Goldman Sachs became the subject of controversy this week when AIG revealed that it had given the company $13 billion in taxpayer bailout money to repay its collateralized debt obligations.
Goldman spokesman Michael DuVally says that figure is too high and that the correct number is closer to $8 billion. He dismissed suggestions that Goldman played a role in designing the bailout terms, or its bonus provisions.
While Goldman is healthy and has said it does not need bailout funds, it did accept taxpayer-funded payments from AIG.
"The government made a policy decision to support AIG as a way to contain systemic risk," DuVally said. "We were entitled to additional collateral under the trading agreements that we had with AIG."
Since the bailout for AIG was authorized in September, the once-successful insurance giant has passed along about 30% of the $170 billion it received from taxpayers to Goldman, Deutsche Bank, Merrill Lynch and other entities, including municipalities.

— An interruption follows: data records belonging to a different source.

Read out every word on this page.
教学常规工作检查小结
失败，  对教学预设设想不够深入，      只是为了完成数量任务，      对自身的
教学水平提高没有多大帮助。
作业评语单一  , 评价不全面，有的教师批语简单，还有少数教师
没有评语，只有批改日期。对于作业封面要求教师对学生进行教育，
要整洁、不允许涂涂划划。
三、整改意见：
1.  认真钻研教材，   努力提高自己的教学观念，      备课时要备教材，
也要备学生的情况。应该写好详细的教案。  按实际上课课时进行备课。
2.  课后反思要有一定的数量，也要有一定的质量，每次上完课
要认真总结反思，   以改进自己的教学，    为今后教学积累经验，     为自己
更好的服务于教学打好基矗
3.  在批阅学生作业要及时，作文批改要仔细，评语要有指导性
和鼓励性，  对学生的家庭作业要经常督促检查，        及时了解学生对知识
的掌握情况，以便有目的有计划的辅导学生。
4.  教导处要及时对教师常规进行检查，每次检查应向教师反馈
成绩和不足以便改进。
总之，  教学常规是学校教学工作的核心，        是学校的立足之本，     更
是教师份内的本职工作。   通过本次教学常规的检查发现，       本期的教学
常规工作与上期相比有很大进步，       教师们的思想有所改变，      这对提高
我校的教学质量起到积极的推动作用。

One of the largest amounts -- $11 billion -- went to the Societe Generale Group, a Paris banking and financial services company. The funds paid to those firms were released to make whole the buyers of AIG credit insurance.
The decision to make the across-the-board payments at 100% of the original value has drawn criticism since Sunday, when AIG reluctantly released the list of companies that had received taxpayer aid.
One prominent economist said he thought the Wall Street pedigree of decision makers in the Bush and Obama administration had hampered their judgment.
"They were far too sympathetic to the needs of the bankers and in the process have not accomplished the cleanup that needed to be effected," said Peter Morici, an economist at the University of Maryland who is an outspoken critic of the bailout. "That is why we are in the mess that we are in."
Morici suggested that the taxpayer obligations to AIG could have been limited had the Treasury split off the company's poorly performing units from those parts of the insurance conglomerate that were profitable, selling the profitable divisions and providing taxpayer support to the problem parts of the firm.
On Capitol Hill, lawmakers talked boundlessly Wednesday about the bonuses and the outrage they created. But some were beginning to look beyond the controversy over bonuses to broader questions about the AIG bailout and how it got structured.
"It's not just about the bonuses," said Sen. John Ensign (R-Nev.). "It's that so much money went overseas. Why did money go out the door without a haircut?"
"The bonuses are just a tiny percentage of the money. It's the easiest things to get people outraged about."
Republicans made a point of bashing Geithner and his role, including meetings that he had with AIG and Goldman before he was Treasury secretary. Democrats laid responsibility on Paulson, President Bush's Treasury secretary.
The furor over the AIG bonus payments -- including questions about why Geithner didn't know about them earlier -- could create trouble for the Treasury secretary as he prepares for the rollout in the next week or so of an ambitious public-private partnership to buy $1 trillion of toxic assets from banks.
Asked where he thought Geithner would be a year from now, Webb declined to comment. But he did say that the Obama administration's hands were not entirely clean. "They have to accept some responsibility," Webb said.
Sen. John Cornyn (R-Texas) said it was hard to judge the motives of the architects of the AIG deal because the proceedings and decision making were cloaked in secrecy.
"It could be self dealing of the good-old-boy system," Cornyn said. "It may have been on the up-and-up. But we don't know because it wasn't transparent."
Times staff writer Ralph Vartabedian contributed to this report.